Sastra Lampung Post

Sabtu, 21 Februari 2009

Merampok Holt, Mencederai Lekra

Kompas, Minggu, 22 Februari 2009 | 01:27 WIB 

WAHYUDIN

Pada September 2008, Muhidin M Dahlan dan Rhoma Dwi Aria Yuliantri menerbitkan buku Lekra Tak Membakar Buku: Suara Senyap Lembar Kebudayaan Harian Rakjat 1950-1965 setebal 584 halaman dengan sampul putih bergambar palu-arit.

Siapa yang tak akan terpikat dengan kata-kata Adrian Vickers ini:

”Ini adalah terbitan yang punya makna penting bagi Indonesia di masa periode Demokrasi Terpimpin. Nilai dari buku ini adalah bahwa ia dengan sangat hati-hati menggunakan/mengumpulkan bukti untuk menyingkirkan mitos tentang Lekra yang muncul sebelumnya. Setelah buku Keith Foulcher tentang Lekra yang terbit pada 1986, tak ada lagi studi komprehensif tentang subjek yang paling penting ini, sehingga kita sangat berterima kasih kepada penulisnya yang memberi gambaran yang jelas tentang sejarah kebudayaan Indonesia” (hal 2; kursif dari saya).

Adrian Vickers adalah guru besar kajian bahasa dan budaya Asia Tenggara.
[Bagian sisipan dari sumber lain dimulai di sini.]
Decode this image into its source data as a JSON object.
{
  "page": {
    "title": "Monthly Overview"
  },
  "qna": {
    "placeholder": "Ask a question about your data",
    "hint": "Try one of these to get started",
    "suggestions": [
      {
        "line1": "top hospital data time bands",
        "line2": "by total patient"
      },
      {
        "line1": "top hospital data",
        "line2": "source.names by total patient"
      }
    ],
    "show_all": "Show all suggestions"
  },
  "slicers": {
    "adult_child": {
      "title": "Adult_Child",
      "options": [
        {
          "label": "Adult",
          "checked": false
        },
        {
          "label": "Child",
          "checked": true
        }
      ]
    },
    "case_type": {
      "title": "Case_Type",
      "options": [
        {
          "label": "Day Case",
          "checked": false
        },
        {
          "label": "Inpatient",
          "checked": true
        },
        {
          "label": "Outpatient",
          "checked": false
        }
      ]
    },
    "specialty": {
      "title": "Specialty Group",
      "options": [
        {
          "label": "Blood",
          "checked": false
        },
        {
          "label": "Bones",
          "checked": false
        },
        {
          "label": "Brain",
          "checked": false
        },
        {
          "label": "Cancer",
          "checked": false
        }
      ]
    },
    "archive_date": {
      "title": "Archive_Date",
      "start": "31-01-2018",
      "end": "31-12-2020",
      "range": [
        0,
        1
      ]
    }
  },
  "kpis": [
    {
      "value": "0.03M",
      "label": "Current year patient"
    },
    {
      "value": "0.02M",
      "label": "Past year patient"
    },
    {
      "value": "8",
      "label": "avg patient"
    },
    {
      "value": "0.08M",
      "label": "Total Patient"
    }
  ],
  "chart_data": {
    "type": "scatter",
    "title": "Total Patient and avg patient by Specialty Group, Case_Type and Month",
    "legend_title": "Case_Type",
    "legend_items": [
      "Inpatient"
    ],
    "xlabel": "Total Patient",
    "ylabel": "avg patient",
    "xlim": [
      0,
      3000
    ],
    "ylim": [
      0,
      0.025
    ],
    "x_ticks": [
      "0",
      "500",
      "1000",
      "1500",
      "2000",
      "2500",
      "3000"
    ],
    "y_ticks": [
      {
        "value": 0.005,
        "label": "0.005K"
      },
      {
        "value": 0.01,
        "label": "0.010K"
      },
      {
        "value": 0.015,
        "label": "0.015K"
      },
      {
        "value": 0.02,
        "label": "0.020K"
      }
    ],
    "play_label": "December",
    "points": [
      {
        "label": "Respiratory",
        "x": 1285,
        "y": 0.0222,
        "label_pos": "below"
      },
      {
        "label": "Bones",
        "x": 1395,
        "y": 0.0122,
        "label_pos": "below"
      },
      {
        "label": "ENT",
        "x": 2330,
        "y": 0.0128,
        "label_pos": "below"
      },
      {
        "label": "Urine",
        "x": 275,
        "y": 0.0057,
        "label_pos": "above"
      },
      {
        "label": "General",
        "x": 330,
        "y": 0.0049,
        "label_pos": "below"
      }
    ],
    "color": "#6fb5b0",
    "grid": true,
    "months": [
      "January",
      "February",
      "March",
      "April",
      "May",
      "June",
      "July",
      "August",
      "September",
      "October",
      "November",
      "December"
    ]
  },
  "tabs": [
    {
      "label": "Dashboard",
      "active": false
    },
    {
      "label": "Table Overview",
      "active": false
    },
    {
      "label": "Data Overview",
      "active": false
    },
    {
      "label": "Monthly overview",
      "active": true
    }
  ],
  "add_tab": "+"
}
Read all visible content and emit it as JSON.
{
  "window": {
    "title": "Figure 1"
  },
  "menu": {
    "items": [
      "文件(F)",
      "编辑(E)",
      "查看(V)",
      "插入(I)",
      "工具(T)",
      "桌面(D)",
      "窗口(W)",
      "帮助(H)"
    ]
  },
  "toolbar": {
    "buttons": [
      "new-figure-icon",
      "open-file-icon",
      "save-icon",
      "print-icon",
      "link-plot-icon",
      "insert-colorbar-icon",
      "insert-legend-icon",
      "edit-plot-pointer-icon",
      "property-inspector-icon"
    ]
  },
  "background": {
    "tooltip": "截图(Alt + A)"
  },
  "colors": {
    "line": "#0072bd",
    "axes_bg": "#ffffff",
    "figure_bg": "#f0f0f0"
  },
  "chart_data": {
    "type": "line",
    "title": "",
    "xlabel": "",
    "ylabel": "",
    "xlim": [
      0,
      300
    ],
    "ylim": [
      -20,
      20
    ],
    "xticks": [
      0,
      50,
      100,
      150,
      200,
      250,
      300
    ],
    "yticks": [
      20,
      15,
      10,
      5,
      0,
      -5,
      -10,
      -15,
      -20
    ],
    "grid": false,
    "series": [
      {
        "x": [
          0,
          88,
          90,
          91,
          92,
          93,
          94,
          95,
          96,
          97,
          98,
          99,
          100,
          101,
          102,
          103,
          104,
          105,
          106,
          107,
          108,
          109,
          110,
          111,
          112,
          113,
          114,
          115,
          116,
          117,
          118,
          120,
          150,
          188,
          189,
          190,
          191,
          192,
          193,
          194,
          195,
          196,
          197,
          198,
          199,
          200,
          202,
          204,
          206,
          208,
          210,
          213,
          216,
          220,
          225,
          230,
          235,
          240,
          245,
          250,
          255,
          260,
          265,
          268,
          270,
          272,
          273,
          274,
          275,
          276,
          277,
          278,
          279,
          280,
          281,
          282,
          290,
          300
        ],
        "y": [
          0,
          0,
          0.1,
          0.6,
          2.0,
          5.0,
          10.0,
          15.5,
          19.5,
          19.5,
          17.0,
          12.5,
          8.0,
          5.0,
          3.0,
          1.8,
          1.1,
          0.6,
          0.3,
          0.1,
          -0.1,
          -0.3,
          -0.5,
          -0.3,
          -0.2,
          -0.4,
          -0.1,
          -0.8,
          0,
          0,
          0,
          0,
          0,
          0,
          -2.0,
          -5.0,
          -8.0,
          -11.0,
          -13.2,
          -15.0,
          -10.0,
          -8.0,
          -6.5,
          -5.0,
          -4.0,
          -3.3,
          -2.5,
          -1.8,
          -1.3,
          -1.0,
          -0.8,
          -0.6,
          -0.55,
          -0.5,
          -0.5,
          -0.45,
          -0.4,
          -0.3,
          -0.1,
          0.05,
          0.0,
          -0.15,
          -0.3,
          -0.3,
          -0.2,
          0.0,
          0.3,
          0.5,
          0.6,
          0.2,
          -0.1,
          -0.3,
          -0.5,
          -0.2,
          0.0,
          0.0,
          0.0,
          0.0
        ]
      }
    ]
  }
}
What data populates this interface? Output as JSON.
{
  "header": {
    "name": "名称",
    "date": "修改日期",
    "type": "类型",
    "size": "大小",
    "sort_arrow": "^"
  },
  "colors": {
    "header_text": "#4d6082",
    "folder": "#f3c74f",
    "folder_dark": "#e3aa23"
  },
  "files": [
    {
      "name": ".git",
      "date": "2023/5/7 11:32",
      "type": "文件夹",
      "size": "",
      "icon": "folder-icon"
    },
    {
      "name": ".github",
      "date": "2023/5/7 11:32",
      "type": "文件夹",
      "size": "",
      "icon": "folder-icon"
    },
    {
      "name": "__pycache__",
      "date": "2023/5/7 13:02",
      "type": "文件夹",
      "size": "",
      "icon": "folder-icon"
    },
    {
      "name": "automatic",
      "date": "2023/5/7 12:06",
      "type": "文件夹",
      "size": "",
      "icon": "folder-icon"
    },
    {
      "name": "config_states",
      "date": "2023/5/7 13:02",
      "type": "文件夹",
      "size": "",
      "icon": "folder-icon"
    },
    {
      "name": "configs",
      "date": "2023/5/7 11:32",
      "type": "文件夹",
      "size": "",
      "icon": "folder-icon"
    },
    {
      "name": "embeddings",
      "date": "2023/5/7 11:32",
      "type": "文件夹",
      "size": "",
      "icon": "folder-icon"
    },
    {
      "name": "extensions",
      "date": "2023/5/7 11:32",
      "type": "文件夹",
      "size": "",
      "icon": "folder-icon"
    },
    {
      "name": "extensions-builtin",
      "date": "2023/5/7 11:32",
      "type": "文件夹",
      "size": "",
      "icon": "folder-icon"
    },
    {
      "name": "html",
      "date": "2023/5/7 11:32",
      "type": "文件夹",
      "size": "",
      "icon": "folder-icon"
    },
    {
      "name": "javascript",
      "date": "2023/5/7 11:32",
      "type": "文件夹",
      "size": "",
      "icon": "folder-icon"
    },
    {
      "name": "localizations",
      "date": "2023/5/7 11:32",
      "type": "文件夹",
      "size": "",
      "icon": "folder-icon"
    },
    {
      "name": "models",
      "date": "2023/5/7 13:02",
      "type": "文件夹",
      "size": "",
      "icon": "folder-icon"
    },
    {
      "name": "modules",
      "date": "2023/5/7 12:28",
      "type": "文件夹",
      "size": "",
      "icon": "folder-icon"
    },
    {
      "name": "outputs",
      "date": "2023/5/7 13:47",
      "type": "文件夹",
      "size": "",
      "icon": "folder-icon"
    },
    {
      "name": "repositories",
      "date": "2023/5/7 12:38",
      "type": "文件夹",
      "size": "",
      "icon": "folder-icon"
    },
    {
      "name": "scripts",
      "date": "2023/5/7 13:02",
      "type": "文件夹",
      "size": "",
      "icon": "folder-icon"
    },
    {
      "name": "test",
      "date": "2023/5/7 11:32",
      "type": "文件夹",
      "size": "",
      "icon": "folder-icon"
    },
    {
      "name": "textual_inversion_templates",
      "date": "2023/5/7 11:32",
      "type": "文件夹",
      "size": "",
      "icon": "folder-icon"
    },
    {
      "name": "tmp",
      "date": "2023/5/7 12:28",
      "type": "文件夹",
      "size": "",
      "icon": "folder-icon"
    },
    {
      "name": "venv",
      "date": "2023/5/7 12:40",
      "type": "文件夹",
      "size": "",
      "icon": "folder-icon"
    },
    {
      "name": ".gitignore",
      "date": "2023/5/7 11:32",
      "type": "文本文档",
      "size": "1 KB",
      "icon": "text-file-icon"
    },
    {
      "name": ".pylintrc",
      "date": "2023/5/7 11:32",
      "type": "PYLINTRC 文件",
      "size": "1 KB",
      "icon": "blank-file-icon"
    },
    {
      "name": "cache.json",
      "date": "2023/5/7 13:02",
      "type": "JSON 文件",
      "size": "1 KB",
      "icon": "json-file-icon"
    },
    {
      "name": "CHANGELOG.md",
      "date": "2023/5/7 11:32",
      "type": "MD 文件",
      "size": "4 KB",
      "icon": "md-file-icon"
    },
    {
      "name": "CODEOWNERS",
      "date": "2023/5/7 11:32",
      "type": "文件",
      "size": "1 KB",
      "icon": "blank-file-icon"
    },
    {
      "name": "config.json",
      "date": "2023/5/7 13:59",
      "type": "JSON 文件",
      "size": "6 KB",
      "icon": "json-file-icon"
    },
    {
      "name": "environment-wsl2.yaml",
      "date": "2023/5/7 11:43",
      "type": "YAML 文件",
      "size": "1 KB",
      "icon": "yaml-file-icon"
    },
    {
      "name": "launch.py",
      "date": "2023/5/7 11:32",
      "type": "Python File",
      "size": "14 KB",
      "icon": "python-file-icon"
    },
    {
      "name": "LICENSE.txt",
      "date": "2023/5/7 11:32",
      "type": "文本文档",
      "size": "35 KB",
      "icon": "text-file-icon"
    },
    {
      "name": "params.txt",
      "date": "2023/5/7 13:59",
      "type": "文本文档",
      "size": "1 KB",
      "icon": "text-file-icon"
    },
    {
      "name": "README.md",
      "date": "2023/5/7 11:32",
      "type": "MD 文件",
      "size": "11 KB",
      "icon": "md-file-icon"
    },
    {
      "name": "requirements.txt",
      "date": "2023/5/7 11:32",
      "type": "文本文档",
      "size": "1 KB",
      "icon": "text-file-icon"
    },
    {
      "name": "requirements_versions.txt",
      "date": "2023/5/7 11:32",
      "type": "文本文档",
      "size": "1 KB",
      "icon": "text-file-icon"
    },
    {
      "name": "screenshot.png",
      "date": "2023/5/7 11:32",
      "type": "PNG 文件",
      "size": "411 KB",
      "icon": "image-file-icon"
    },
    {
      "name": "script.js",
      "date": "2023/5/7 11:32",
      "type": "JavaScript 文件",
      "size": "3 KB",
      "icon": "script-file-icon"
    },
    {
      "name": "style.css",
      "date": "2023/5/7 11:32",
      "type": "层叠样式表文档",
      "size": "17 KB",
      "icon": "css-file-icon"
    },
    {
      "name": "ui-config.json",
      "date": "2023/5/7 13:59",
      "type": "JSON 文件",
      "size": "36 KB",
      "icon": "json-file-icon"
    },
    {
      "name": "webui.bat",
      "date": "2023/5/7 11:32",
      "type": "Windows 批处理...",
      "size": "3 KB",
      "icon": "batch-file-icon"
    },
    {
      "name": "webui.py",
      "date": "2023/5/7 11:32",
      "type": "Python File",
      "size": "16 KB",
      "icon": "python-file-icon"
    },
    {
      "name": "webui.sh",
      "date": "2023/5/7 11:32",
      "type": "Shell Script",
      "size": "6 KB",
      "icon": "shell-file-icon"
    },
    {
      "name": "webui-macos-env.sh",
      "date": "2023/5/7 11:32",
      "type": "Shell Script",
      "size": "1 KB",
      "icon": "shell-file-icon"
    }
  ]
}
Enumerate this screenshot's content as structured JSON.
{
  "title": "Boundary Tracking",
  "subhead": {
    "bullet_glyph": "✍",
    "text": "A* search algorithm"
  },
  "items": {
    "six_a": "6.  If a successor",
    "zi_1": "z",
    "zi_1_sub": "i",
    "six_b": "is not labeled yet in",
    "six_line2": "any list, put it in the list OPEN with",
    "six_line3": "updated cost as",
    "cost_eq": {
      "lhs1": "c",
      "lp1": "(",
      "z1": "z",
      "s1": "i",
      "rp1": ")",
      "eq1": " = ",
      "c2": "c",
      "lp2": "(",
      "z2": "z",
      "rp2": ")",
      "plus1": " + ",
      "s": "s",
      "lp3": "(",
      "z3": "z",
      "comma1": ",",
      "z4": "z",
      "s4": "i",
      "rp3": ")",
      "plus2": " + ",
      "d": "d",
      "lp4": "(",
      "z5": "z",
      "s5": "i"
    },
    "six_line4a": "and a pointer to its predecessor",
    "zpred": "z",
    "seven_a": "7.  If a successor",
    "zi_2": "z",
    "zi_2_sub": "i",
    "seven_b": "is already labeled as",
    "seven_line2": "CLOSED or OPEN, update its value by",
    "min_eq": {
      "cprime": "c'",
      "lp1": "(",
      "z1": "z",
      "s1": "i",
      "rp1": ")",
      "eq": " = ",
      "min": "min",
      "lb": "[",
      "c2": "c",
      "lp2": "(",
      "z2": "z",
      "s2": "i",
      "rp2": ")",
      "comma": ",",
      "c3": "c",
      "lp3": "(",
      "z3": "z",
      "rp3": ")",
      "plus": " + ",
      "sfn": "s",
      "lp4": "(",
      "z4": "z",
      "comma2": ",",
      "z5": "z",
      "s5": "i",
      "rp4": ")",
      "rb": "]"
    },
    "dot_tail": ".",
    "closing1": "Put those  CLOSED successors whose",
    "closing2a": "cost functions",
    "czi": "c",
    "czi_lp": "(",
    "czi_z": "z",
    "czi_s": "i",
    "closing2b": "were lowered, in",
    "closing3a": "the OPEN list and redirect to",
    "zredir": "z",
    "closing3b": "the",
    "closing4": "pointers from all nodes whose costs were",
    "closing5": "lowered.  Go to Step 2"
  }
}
Ini artinya, ia bukanlah orang sembarangan yang mau sembrono menilai sebuah riset atau buku sejarah—kecuali ia memang ingin memalukan diri sendiri.

Mungkin itu sebabnya, Muhidin dan Rhoma menjadi begitu percaya diri—dan membuka buku ini dengan pengantar, antara lain, seperti ini:

”Peran buku ini adalah membangunkan kembali panggung buat Lekra ’sepersis’ mungkin pada periode-periode yang bergemuruh itu…. Suara-suara persemayaman Lekra yang sejatinya hiruk-pikuk itu kami biarkan mengaok-ngaok dominan seperti apa adanya” (hal 6; kursif dari saya).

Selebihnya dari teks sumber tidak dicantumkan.